Membuat UU Pengganti UU BHP

70

Tanggal 31 Maret 2010 merupakan momen yang penting dalam pendidikan di Negara kita. Pada tanggal itu Mahkamah Konstitusi (MK) mengoreksi Undang-undang Sistem Pendidikan Nasional (UU Sisdiknas) nomor 20 tahun 2003 dan mencabut kembali Undang-Undang Badan Hukum Pendidikan (UU BHP) nomor 9 tahun 2009 yang menuai kontroversi. Keputusan tersebut dikeluarkan MK atas permohonan dalam pengujian perkara yang diajukan berbagai elemen masyarakat peduli pendidikan. Dengan keberanian MK untuk mengeluarkan keputusan tersebut, sejak hari itu UU BHP tidak berlaku.

Sejak awal kemunculan Undang-Undang BHP ini merupakan rancangan undang-undang sarat akan kontoversi. Kelemahan UU Sisdiknas pasal 53 yang sebelumnya banyak diprotes karena tidak sesuai dengan amanat UUD 1945.

Kalau dilihat lebih jauh, UU BHP ini juga mempunyai banyak kelemahan. Pertama, terjadi penyeragaman  lembaga pendidikan, penyeragaman tersebut jelas menyulitkan lembaga-lembaga pendidikan yang beragam di Negara kita, seperti misalnya yayasan atau perkumpulan.

Kedua, yaitu pelepasan tanggung jawab pemerintah terhadap pendidikan. Hal itu terlihat dalam pernyataan bahwa sekolah atau badan hukum pendidikan wajib menyediakan beasiswa untuk peserta didik dari keluarga yang kurang mampu. Jadi, beban itu dilepaskan begitu saja kepada pihak penyelenggara pendidikan.

Ketiga, BHP dalam undang-undang itu menjadi nama diri atau menjadi nama lembaga yang melekat pada satuan pendidikan. Itulah yang ditafsirkan MK. Seharusnya badan hukum hanya sekadar fungsi. Sebagai contoh praktek Badan Hukum Milik Negara yang menjadi status bagi beberapa perguruan tinggi negeri.

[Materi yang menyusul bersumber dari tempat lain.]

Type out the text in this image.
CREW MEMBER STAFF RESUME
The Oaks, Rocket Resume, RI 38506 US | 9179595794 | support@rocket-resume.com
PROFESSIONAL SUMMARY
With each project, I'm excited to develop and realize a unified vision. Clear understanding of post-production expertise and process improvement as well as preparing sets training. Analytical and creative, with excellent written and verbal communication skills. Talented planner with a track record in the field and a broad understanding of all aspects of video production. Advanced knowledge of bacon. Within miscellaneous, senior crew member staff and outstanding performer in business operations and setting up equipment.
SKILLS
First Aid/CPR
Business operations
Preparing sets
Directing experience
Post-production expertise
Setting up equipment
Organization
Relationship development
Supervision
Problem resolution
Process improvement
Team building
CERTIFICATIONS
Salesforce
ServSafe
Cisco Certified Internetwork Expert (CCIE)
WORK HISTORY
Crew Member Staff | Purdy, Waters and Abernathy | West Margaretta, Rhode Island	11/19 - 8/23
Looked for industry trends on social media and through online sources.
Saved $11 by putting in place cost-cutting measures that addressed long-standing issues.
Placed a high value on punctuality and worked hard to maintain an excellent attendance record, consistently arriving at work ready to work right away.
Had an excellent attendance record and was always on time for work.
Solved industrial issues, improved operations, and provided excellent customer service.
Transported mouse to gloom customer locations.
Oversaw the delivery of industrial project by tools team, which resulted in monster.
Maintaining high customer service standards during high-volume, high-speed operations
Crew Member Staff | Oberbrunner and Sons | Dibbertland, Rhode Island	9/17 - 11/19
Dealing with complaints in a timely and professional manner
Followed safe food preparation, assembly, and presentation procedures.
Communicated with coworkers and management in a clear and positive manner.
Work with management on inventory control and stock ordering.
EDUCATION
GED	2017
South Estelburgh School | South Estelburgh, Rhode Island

Dengan dihapuskannya UU BHP, bukan berarti bahwa persoalan pendidikan dalam ranah hukum di negara ini selesai. Seluruh elemen masyarakat terutama aktivis mahasiswa, tokoh masyarakat, dan juga kaum intelektual lainnya harus membuat rancangan regulasi undang-undang yang berpihak pada rakyat. Rancangan itu kemudian diusulkan kepada pemerintah untuk dibahas dan disyahkan oleh lembaga legislatif.

Jangan trelalu berharap pada pemerintah untuk membuat rancangannya. Seperti yang sudah-sudah, tanpa peran serta masyarakat, kebijakan pendidikan sama sekali tidak berpihak kepada rakyat.

Setidaknya ada dua cara yang harus dipikirkan. Pertama, menuntut secara hukum kata peran masyarakat dalam UU sisdiknas, sehingga pendidikan merupakan tanggung jawab pemerintah. Kedua, kalaupun itu tidak bisa dilakukan, maka kita harus mengusulkan secara konkret aturan tentang peran masyarakat terhadap pendidikan misalnya membuat draft rancangan undang-undang yang bisa mengisi kekosongan setelah UU BHP dibatalkan.

Hal itu sangatlah penting, mengingat sebuah lembaga pendidikan harus memiliki payung hukum setingkat undang-undang supaya pemerintah benar-benar menjamin terselenggaranya pendidikan yang terjangkau bagi rakyat.